第129章 PREPARING A DIFFERENT WAR(1)
- Lincoln's Personal Life
- Nathaniel Wright Stephenson
- 960字
- 2016-06-30 16:13:32
During the five weeks which remained to Lincoln on earth,the army was his most obvious concern.He watched eagerly the closing of the enormous trap that had been slowly built up surrounding Lee.Toward the end of March he went to the front,and for two weeks had his quarters on a steamer at City Point.
It was during Lincoln's visit that Sherman came up from North Carolina for his flying conference with Grant,in which the President took part.Lincoln was at City Point when Petersburg fell.Early on the morning of April third,he joined Grant who gives a strange glimpse in his Memoirs of their meeting in the deserted city which so recently had been the last bulwark of the Confederacy.[1]The same day,Richmond fell.Lincoln had returned to City Point,and on the following day when confusion reigned in the burning city,he walked through its streets attended only by a few sailors and by four friends.He visited Libby Prison;and when a member of his party said that Davis ought to be hanged,Lincoln replied,"Judge not that ye be not judged."[2]His deepest thoughts,however,were not with the army.The time was at hand when his statesmanship was to be put to its most severe test.He had not forgotten the anxious lesson of that success of the Vindictives in balking momentarily the recognition of Louisiana.it was war to the knife between him and them.Could he reconstruct the Union in a wise and merciful fashion despite their desperate opposition?
He had some strong cards in his hand.First of all,he had time.Congress was not in session.He had eight months in which to press forward his own plans.If,when Congress assembled the following December,it should be confronted by a group of reconciled Southern States,would it venture to refuse them recognition?No one could have any illusions as to what the Vindictives would try to do.They would continue the struggle they had begun over Louisiana;and if their power permitted,they would rouse the nation to join battle with the President on that old issue of the war powers,of the dictatorship.
But in Lincoln's hand there were four other cards,all of which Wade and Chandler would find it hard to match.He had the army.In the last election the army had voted for him enthusiastically.And the army was free from the spirit of revenge,the Spirit which Chandler built upon.They had the plain people,the great mass whom the machine politicians had failed to judge correctly in the August Conspiracy.Pretty generally,he had the Intellectuals.Lastly,he had--or with skilful generalship he could have--the Abolitionists.

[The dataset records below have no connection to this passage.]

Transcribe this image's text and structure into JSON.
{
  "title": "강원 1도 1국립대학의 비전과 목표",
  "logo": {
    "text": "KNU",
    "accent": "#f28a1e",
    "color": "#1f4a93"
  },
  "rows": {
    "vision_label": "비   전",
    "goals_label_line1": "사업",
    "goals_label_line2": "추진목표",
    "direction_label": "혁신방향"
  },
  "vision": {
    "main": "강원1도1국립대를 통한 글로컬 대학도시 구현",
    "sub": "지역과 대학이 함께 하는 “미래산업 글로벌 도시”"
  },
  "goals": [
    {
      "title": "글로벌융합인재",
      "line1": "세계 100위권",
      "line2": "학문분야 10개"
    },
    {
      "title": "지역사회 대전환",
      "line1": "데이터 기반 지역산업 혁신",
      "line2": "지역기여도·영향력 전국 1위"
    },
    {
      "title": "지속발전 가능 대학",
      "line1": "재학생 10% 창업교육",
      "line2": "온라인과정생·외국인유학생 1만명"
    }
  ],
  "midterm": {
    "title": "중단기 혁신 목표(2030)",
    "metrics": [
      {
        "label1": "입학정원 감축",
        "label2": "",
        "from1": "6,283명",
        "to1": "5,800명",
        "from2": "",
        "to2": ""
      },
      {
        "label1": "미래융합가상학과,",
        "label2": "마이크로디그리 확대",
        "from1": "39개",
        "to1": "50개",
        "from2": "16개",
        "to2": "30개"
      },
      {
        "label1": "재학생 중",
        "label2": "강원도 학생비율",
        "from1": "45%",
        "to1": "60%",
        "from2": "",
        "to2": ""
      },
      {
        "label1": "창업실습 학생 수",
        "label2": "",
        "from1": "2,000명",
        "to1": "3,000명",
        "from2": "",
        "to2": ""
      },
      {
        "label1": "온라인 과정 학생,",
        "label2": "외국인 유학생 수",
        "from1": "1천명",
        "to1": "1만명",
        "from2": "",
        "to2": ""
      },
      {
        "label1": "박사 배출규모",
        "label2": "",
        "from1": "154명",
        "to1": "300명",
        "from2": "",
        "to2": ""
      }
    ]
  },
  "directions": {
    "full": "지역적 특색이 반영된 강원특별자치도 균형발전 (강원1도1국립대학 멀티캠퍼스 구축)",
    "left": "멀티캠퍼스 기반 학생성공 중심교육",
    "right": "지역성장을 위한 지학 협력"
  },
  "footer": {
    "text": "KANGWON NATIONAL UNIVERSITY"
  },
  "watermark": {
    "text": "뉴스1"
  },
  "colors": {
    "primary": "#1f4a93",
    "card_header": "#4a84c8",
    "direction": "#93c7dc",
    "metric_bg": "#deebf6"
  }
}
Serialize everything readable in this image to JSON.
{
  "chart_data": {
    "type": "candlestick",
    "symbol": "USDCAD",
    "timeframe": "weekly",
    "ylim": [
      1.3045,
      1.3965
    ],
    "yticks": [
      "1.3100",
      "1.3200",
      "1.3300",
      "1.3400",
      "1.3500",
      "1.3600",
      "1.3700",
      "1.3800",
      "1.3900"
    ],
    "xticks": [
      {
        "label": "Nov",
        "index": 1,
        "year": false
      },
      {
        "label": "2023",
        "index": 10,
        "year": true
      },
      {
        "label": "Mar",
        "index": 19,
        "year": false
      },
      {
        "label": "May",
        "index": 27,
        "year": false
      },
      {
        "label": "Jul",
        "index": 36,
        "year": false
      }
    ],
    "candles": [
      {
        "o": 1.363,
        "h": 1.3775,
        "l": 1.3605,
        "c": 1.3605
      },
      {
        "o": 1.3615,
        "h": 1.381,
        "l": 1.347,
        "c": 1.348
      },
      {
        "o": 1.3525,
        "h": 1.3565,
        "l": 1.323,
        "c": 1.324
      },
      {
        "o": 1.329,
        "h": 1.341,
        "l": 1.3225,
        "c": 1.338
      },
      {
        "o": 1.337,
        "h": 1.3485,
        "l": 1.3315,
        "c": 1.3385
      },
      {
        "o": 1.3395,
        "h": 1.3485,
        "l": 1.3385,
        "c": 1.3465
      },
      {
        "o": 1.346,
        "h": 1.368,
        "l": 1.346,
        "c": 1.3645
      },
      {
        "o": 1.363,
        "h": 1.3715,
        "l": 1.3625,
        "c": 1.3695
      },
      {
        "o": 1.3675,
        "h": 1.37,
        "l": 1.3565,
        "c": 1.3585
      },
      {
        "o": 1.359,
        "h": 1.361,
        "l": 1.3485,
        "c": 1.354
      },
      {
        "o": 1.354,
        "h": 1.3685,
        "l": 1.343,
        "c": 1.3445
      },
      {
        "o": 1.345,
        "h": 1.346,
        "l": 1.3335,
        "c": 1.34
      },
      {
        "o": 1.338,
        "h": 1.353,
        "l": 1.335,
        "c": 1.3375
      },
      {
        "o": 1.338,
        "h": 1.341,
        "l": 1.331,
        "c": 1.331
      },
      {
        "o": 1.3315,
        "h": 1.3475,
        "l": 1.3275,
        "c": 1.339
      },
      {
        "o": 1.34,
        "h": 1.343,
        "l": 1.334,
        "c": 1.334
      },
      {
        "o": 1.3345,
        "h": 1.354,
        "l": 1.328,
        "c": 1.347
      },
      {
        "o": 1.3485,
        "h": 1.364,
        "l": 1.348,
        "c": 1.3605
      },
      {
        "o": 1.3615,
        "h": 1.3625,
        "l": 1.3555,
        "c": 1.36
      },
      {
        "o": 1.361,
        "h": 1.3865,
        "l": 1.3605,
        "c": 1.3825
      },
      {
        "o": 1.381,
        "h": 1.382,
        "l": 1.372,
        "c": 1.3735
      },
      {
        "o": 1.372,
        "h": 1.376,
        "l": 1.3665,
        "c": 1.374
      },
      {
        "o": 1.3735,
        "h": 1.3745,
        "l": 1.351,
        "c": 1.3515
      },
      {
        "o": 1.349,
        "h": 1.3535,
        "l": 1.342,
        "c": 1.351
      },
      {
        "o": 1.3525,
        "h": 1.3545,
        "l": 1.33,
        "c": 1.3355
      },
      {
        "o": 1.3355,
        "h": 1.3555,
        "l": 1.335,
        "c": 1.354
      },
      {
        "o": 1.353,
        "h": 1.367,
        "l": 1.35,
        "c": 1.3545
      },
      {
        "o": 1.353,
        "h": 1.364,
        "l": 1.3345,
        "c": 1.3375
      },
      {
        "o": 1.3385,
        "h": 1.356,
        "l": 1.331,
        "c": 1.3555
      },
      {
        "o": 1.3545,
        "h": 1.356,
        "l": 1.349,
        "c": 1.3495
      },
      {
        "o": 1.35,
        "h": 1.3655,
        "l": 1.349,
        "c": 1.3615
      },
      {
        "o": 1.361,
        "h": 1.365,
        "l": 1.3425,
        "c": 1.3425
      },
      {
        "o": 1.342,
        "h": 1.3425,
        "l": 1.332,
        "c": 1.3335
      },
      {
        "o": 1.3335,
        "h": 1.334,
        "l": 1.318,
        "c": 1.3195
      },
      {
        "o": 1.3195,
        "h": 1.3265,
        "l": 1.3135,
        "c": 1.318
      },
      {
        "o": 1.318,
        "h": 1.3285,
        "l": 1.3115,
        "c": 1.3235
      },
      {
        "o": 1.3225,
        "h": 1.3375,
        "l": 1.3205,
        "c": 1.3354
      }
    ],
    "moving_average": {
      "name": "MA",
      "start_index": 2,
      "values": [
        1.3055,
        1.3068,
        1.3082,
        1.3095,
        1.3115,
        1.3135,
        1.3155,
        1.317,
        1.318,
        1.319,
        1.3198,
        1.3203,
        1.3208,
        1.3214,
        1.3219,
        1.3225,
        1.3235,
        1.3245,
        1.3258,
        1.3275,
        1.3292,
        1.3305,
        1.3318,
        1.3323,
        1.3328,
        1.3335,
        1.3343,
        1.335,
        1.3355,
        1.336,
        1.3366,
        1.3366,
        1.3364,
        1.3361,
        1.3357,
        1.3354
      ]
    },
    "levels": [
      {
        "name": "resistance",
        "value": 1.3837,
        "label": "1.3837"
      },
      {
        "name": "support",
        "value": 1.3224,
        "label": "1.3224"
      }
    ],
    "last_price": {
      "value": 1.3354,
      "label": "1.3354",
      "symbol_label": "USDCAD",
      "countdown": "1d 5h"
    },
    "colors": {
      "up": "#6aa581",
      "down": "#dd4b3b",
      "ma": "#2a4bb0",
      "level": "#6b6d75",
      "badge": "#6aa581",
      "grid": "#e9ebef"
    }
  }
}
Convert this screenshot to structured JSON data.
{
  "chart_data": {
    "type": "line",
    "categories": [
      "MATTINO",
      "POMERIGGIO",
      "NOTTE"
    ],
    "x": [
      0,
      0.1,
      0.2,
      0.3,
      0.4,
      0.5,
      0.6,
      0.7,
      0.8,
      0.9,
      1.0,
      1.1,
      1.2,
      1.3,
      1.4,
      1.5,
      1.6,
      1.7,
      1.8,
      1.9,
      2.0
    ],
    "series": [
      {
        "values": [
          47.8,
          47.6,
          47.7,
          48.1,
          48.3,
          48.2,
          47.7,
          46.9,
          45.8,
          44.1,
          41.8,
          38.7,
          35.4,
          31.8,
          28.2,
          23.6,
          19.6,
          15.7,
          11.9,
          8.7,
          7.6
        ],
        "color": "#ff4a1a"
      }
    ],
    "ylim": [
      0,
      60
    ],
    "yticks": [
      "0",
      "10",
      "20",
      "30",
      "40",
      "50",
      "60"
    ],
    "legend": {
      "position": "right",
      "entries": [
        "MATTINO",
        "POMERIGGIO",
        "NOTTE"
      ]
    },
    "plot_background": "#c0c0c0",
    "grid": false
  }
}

The Thirteenth Amendment was not yet adopted.The question had been raised,did it require three-fourths of all the States for its adoption,or only three-fourths of those that were ranked as not in rebellion.Here was the issue by means of which the Abolitionists might all be brought into line.It was by no means certain that every Northern State would vote for the amendment.In the smaller group of States,there was a chance that the amendment might fail.But if it were submitted to the larger group;and if every Reconstructed State,before Congress met,should adopt the amendment;and if it was apparent that with these Southern adoptions the amendment must prevail,all the great power of the anti-slavery sentiment would be thrown on the side of the President in favor of recognizing the new State governments and against the Vindictives.Lincoln held a hand of trumps.Confidently,but not rashly,he looked forward to his peaceful war with the Vindictives.
They were enemies not to be despised.To begin with,they were experienced machine politicians;they had control of well-organized political rings.They were past masters of the art of working up popular animosities.And they were going to use this art in that dangerous moment of reaction which invariably follows the heroic tension of a great war.The alignment in the Senate revealed by the Louisiana battle had also a significance.The fact that Sumner,who was not quite one of them,became their general on that occasion,was something to remember.They had made or thought they had made other powerful allies.The Vice President,Andrew Johnson-the new president of the Senate-appeared at this time to be cheek by jowl with the fiercest Vindictives of them all.It would be interesting to know when the thought first occurred to them:
"If anything should happen to Lincoln,his successor would be one of us!"The ninth of April arrived and the news of Lee's surrender.
"The popular excitement over the victory was such that on Monday,the tenth,crowds gathered before the Executive Mansion several times during the day and called out the President for speeches.Twice he responded by coming to the window and saying a few words which,however,indicated that his mind was more occupied with work than with exuberant rejoicing.As briefly as he could he excused himself,but promised that on the following evening for which a formal demonstration was being arranged,he would be prepared to say something."[3]
The paper which he read to the crowd that thronged the grounds of the White House on the night of April eleventh,was his last public utterance.It was also one of his most remarkable ones.
In a way,it was his declaration of war against the Vindictives.[4]It is the final statement of a policy toward helpless opponents--he refused to call them enemies--which among the conquerors of history is hardly,if at all,to be paralleled.[5]